Besides being a baseball fan – or at least an Orioles fan – there were 5.6 million reasons why I was intrigued. Beat DiMaggio's streak, and you're $5.6 million richer.
Here's the thing: The contest started more than 16 years ago.
Earlier this season, someone put together the longest streak to date out of the more than 80 million attempted since the contest debuted in 2001. Robert Mosley picked 51 consecutive batters who came through with a hit the day he selected them, only to see his dream die on the 76th anniversary of the day that DiMaggio's streak started.
I can't imagine how DiMaggio did it, much less Robert Mosley. It took five of us at Panthers.com 10 days before one of us managed a five-game streak, even though you're allowed to pick up to two players a day. It took me eight days to even officially record a streak after I went 1-for-2 seven straight days (that's sort of a notable streak). I've topped out at nine so far; Bill Voth shocked the world with a 15-game streak that came and went.
The NFL doesn't lend itself to streaks quite as nicely, though "survivor pools" that have become all the rage in recent years share some characteristics. Survivor pool participants aim to pick one winner each week of the regular season. If that team wins, you survive to play the next week, the goal being to be the last man or woman standing. Harder than you might think in the parity-driven NFL, especially since most pools only allow you to pick a team once.
If there were to be a "Beat the Streak" style of game for the NFL, consecutive games with a touchdown pass would be the best way to go. Baltimore Colts legend Johnny Unitas established the mark at 47 games in 1960. He tossed touchdown passes to future Panthers founder Jerry Richardson four times during the streak, in addition to the game-winning score in the 1959 NFL Championship.
Unitas' mark survived for more than 50 years. In much more of a pass-happy era, Drew Brees finally topped it in 2012 with 54, eventually throwing one in 99 of 100 games. Tom Brady and Peyton Manning since reached 50 but couldn't quite surpass Brees.

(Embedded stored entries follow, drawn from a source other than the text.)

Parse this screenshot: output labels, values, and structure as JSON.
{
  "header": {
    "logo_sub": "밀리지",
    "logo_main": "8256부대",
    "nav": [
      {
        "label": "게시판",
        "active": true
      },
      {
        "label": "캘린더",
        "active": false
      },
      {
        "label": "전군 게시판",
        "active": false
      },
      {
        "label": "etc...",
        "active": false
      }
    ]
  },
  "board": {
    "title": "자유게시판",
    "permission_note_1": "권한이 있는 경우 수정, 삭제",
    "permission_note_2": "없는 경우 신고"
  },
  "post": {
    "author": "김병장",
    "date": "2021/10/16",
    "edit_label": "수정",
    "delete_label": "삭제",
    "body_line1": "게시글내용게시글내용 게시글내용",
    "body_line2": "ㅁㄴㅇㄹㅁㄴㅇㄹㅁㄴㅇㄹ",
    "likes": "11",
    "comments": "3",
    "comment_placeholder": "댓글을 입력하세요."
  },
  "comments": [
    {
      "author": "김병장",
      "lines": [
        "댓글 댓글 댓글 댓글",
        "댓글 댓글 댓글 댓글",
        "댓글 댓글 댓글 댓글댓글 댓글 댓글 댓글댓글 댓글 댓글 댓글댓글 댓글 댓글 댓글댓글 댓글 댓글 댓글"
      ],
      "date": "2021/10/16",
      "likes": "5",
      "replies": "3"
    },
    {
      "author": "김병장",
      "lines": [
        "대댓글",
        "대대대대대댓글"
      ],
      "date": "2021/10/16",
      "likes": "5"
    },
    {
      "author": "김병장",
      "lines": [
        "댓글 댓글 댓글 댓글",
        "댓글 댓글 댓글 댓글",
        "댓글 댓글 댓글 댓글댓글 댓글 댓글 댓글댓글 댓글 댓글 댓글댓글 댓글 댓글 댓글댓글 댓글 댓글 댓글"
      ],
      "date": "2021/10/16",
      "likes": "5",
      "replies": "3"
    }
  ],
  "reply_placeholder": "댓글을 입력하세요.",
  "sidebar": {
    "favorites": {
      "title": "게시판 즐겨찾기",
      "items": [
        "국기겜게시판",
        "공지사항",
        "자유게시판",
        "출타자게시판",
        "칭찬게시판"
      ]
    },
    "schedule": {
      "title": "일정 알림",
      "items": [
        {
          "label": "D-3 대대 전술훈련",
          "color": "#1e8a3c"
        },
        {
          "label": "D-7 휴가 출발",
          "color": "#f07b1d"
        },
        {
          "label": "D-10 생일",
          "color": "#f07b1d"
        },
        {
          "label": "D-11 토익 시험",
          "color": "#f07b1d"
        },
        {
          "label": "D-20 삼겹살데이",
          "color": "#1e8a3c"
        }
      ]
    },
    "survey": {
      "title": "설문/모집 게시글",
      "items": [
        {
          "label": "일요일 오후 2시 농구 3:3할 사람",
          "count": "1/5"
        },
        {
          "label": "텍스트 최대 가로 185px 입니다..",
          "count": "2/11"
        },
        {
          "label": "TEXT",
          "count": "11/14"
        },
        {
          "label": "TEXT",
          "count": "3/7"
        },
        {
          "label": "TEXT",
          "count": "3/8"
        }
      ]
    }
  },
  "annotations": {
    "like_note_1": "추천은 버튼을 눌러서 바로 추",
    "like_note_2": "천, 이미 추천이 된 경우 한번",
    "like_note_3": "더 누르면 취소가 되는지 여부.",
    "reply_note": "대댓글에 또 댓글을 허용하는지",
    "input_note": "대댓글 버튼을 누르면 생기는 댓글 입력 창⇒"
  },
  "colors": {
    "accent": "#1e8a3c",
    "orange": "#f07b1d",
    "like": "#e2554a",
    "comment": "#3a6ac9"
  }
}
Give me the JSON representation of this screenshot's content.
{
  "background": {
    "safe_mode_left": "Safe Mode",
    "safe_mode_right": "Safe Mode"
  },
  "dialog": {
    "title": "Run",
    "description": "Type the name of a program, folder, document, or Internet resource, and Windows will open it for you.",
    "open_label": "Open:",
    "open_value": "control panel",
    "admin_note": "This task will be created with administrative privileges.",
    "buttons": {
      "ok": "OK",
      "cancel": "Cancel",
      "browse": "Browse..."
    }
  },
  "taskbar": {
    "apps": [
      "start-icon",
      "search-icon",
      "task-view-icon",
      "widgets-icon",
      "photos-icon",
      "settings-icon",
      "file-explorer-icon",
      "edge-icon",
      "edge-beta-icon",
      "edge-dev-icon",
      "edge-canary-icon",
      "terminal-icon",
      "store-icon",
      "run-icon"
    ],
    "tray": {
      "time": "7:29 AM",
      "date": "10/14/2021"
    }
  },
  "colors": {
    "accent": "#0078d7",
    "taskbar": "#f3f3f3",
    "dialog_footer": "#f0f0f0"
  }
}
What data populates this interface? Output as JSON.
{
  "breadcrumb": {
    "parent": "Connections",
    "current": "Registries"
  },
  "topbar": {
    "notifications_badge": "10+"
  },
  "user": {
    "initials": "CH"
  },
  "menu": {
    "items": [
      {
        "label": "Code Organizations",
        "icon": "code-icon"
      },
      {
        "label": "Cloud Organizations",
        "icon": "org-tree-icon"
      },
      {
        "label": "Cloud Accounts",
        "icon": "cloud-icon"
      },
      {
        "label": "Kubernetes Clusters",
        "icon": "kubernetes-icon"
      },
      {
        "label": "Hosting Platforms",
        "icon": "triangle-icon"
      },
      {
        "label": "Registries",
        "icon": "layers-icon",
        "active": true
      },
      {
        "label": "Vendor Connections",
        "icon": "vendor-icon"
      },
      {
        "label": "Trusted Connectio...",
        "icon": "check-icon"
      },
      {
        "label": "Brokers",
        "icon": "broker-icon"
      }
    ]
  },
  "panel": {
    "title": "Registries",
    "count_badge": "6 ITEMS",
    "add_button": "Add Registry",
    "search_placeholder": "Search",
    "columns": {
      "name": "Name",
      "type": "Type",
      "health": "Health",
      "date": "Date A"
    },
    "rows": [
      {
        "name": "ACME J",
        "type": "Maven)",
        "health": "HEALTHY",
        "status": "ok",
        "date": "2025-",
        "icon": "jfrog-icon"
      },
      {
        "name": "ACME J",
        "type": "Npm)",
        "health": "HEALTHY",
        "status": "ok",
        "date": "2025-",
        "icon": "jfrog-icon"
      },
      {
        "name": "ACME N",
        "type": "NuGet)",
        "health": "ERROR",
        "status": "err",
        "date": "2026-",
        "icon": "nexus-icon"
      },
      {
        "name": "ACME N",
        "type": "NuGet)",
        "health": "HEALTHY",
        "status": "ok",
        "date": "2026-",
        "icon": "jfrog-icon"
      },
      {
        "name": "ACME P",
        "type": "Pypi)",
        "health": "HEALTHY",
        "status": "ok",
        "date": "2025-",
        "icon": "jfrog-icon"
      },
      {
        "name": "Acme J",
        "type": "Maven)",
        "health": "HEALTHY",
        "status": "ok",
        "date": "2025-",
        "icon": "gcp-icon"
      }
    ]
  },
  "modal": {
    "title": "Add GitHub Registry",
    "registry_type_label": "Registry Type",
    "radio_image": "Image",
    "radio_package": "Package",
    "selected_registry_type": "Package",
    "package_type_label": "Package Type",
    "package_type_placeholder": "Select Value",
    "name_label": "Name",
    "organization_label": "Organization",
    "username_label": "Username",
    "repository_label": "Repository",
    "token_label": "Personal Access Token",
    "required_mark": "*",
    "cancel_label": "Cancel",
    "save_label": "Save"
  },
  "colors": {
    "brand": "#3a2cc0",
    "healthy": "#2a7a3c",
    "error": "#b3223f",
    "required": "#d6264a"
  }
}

Entering the 2017 season, Andrew Luck leads with way with a streak of 23. Cam Newton stands at nine – the third-longest of his career and tied for the fourth-longest current NFL streak for a touch of perspective.
Just for laughs this season, I'm going to try to make a run Brees' streak, allowing myself to pick anywhere from zero to four quarterbacks each week. Why not give it a shot yourself? The only thing you have to lose is your sanity.